The Soundtrack to Our Lives
EPISODE 314: We done hired The Hitmaker.
This episode’s very special guest — Elkton, Maryland’s Bernard “Pretty” Purdie — isn’t just one of the most prolific and underrated figures in the history of recorded music.
Bernard Purdie is a teacher.
But if you’re like me, until fairly recently, you’d never been taught the name Bernard Purdie before.
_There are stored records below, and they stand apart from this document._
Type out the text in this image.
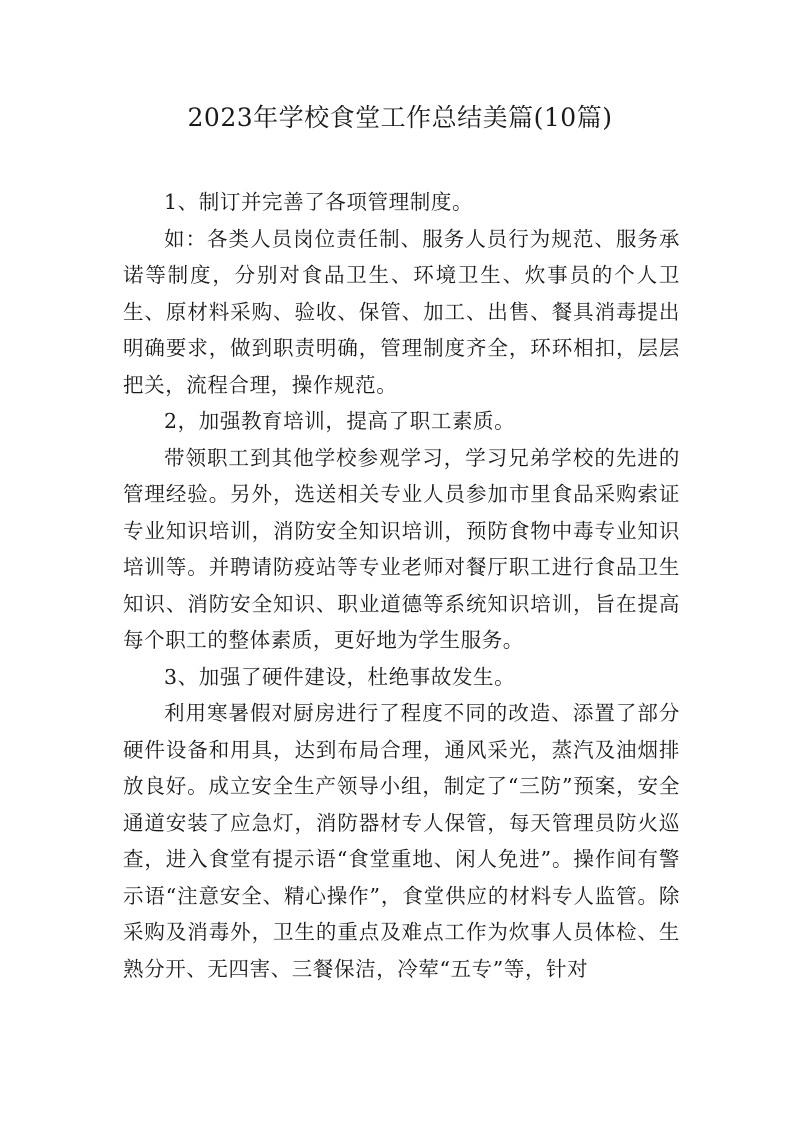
2023年学校食堂工作总结美篇(10篇)

1、制订并完善了各项管理制度。

如：各类人员岗位责任制、服务人员行为规范、服务承诺等制度，分别对食品卫生、环境卫生、炊事员的个人卫生、原材料采购、验收、保管、加工、出售、餐具消毒提出明确要求，做到职责明确，管理制度齐全，环环相扣，层层把关，流程合理，操作规范。

2，加强教育培训，提高了职工素质。

带领职工到其他学校参观学习，学习兄弟学校的先进的管理经验。另外，选送相关专业人员参加市里食品采购索证专业知识培训，消防安全知识培训，预防食物中毒专业知识培训等。并聘请防疫站等专业老师对餐厅职工进行食品卫生知识、消防安全知识、职业道德等系统知识培训，旨在提高每个职工的整体素质，更好地为学生服务。

3、加强了硬件建设，杜绝事故发生。

利用寒暑假对厨房进行了程度不同的改造、添置了部分硬件设备和用具，达到布局合理，通风采光，蒸汽及油烟排放良好。成立安全生产领导小组，制定了“三防”预案，安全通道安装了应急灯，消防器材专人保管，每天管理员防火巡查，进入食堂有提示语“食堂重地、闲人免进”。操作间有警示语“注意安全、精心操作”，食堂供应的材料专人监管。除采购及消毒外，卫生的重点及难点工作为炊事人员体检、生熟分开、无四害、三餐保洁，冷荤“五专”等，针对
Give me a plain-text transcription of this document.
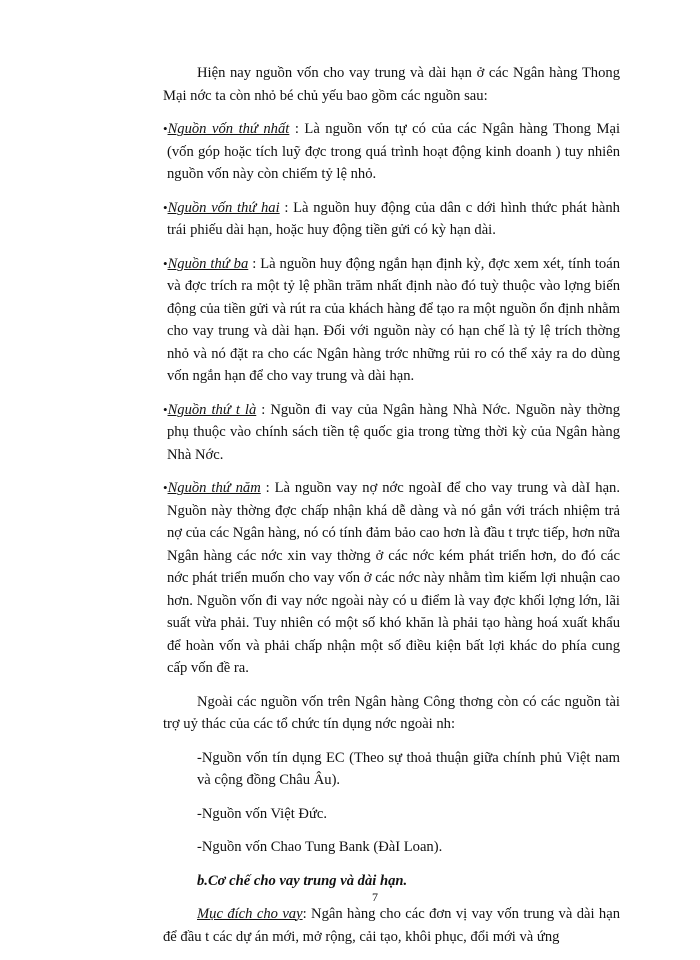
Hiện nay nguồn vốn cho vay trung và dài hạn ở các Ngân hàng Thong Mại nớc ta còn nhỏ bé chủ yếu bao gồm các nguồn sau:

•Nguồn vốn thứ nhất : Là nguồn vốn tự có của các Ngân hàng Thong Mại (vốn góp hoặc tích luỹ đợc trong quá trình hoạt động kinh doanh ) tuy nhiên nguồn vốn này còn chiếm tỷ lệ nhỏ.

•Nguồn vốn thứ hai : Là nguồn huy động của dân c dới hình thức phát hành trái phiếu dài hạn, hoặc huy động tiền gửi có kỳ hạn dài.

•Nguồn thứ ba : Là nguồn huy động ngắn hạn định kỳ, đợc xem xét, tính toán và đợc trích ra một tỷ lệ phần trăm nhất định nào đó tuỳ thuộc vào lợng biến động của tiền gửi và rút ra của khách hàng để tạo ra một nguồn ổn định nhằm cho vay trung và dài hạn. Đối với nguồn này có hạn chế là tỷ lệ trích thờng nhỏ và nó đặt ra cho các Ngân hàng trớc những rủi ro có thể xảy ra do dùng vốn ngắn hạn để cho vay trung và dài hạn.

•Nguồn thứ t là : Nguồn đi vay của Ngân hàng Nhà Nớc. Nguồn này thờng phụ thuộc vào chính sách tiền tệ quốc gia trong từng thời kỳ của Ngân hàng Nhà Nớc.

•Nguồn thứ năm : Là nguồn vay nợ nớc ngoàI để cho vay trung và dàI hạn. Nguồn này thờng đợc chấp nhận khá dễ dàng và nó gắn với trách nhiệm trả nợ của các Ngân hàng, nó có tính đảm bảo cao hơn là đầu t trực tiếp, hơn nữa Ngân hàng các nớc xin vay thờng ở các nớc kém phát triển hơn, do đó các nớc phát triển muốn cho vay vốn ở các nớc này nhằm tìm kiếm lợi nhuận cao hơn. Nguồn vốn đi vay nớc ngoài này có u điểm là vay đợc khối lợng lớn, lãi suất vừa phải. Tuy nhiên có một số khó khăn là phải tạo hàng hoá xuất khẩu để hoàn vốn và phải chấp nhận một số điều kiện bất lợi khác do phía cung cấp vốn đề ra.

Ngoài các nguồn vốn trên Ngân hàng Công thơng còn có các nguồn tài trợ uỷ thác của các tổ chức tín dụng nớc ngoài nh:

-Nguồn vốn tín dụng EC (Theo sự thoả thuận giữa chính phủ Việt nam và cộng đồng Châu Âu).

-Nguồn vốn Việt Đức.

-Nguồn vốn Chao Tung Bank (ĐàI Loan).

b.Cơ chế cho vay trung và dài hạn.

Mục đích cho vay: Ngân hàng cho các đơn vị vay vốn trung và dài hạn để đầu t các dự án mới, mở rộng, cải tạo, khôi phục, đổi mới và ứng

7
Because another term for the job Purdie still does, at age 83, is session musician. Meaning that he gets hired to take his customized, precisely-measured drumsticks and improve the music of thousands of artists — from Aretha Franklin to James Brown to Steely Dan to Gil Scott-Heron to Louis Armstrong to Al Green to, allegedly, the Beatles. All of whom stood to benefit from a signature groove Bernard Purdie invented, and then perfected, and then exported (birthing the sound of hip hop along the way):
The Purdie Shuffle.
I first encountered Purdie last month, when I went to see Friend of PTFO Joey Dosik and one of my favorite bands, Vulfpeck, play Madison Square Garden.
It is hard to capture the depth of Bernard Purdie’s legend. He sees music as a team sport, accomplishing omnipresence at the cost of visibility.
But some weeks later, we figured out how to install a drum kit in our studio.
And we asked The Hitmaker to do his thing.